Cell names are not only a great way to identify and find cells and cell ranges in your Excel 2016 spreadsheet, but they're also a great way to make out the purpose of your formulas.

For example, suppose that you have a simple formula in cell K3 that calculates the total due to you by multiplying the hours you work for a client (in cell I3) by the client's hourly rate (in cell J3). Normally, you would enter this formula in cell K3 as

=I3*J3

However, if you assign the name Hours to cell I3 and the name Rate to cell J3, in cell K3 you could enter the formula

=Hours*Rate

Nobody would dispute that the formula =Hours*Rate is much easier to understand than =I3*J3.

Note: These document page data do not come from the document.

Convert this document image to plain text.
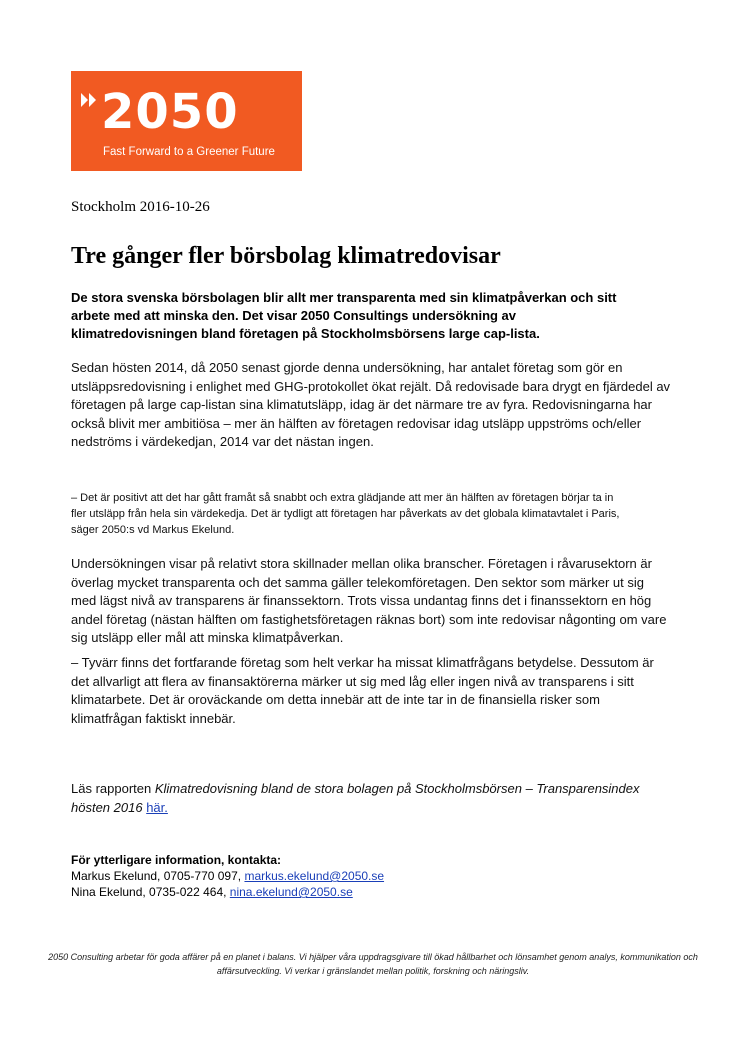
2050
Fast Forward to a Greener Future
Stockholm 2016-10-26
Tre gånger fler börsbolag klimatredovisar

De stora svenska börsbolagen blir allt mer transparenta med sin klimatpåverkan och sitt arbete med att minska den. Det visar 2050 Consultings undersökning av klimatredovisningen bland företagen på Stockholmsbörsens large cap-lista.

Sedan hösten 2014, då 2050 senast gjorde denna undersökning, har antalet företag som gör en utsläppsredovisning i enlighet med GHG-protokollet ökat rejält. Då redovisade bara drygt en fjärdedel av företagen på large cap-listan sina klimatutsläpp, idag är det närmare tre av fyra. Redovisningarna har också blivit mer ambitiösa – mer än hälften av företagen redovisar idag utsläpp uppströms och/eller nedströms i värdekedjan, 2014 var det nästan ingen.

– Det är positivt att det har gått framåt så snabbt och extra glädjande att mer än hälften av företagen börjar ta in fler utsläpp från hela sin värdekedja. Det är tydligt att företagen har påverkats av det globala klimatavtalet i Paris, säger 2050:s vd Markus Ekelund.

Undersökningen visar på relativt stora skillnader mellan olika branscher. Företagen i råvarusektorn är överlag mycket transparenta och det samma gäller telekomföretagen. Den sektor som märker ut sig med lägst nivå av transparens är finanssektorn. Trots vissa undantag finns det i finanssektorn en hög andel företag (nästan hälften om fastighetsföretagen räknas bort) som inte redovisar någonting om vare sig utsläpp eller mål att minska klimatpåverkan.

– Tyvärr finns det fortfarande företag som helt verkar ha missat klimatfrågans betydelse. Dessutom är det allvarligt att flera av finansaktörerna märker ut sig med låg eller ingen nivå av transparens i sitt klimatarbete. Det är oroväckande om detta innebär att de inte tar in de finansiella risker som klimatfrågan faktiskt innebär.

Läs rapporten Klimatredovisning bland de stora bolagen på Stockholmsbörsen – Transparensindex hösten 2016 här.

För ytterligare information, kontakta:
Markus Ekelund, 0705-770 097, markus.ekelund@2050.se
Nina Ekelund, 0735-022 464, nina.ekelund@2050.se

2050 Consulting arbetar för goda affärer på en planet i balans. Vi hjälper våra uppdragsgivare till ökad hållbarhet och lönsamhet genom analys, kommunikation och affärsutveckling. Vi verkar i gränslandet mellan politik, forskning och näringsliv.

To enter a formula using cell names rather than cell references, follow these steps:

Assign range names to the individual cells.

For this example, give the name Hours to cell I3 and the name Rate to cell J3.

Place the cell cursor in the cell where the formula is to appear.

For this example, put the cell cursor in cell K3.

Type = (equal sign) to start the formula.

Select the first cell referenced in the formula by selecting its cell (either by clicking the cell or moving the cell cursor into it).

For this example, you select the Hours cell by selecting cell I3.

Type the arithmetic operator to use in the formula.

For this example, you would type * (asterisk) for multiplication.

Select the second cell referenced in the formula by selecting its cell (either by clicking the cell or moving the cell cursor into it).

For this example, you select the Rate cell by selecting cell J3.

Click the Enter button or press Enter to complete the formula.

In this example, Excel enters the formula =Hours*Rate in cell K3.

You can't use the fill handle to copy a formula that uses cell names, rather than cell addresses, to other cells in a column or row that perform the same function. When you copy an original formula that uses names rather than addresses, Excel copies the original formula without adjusting the cell references to the new rows and columns.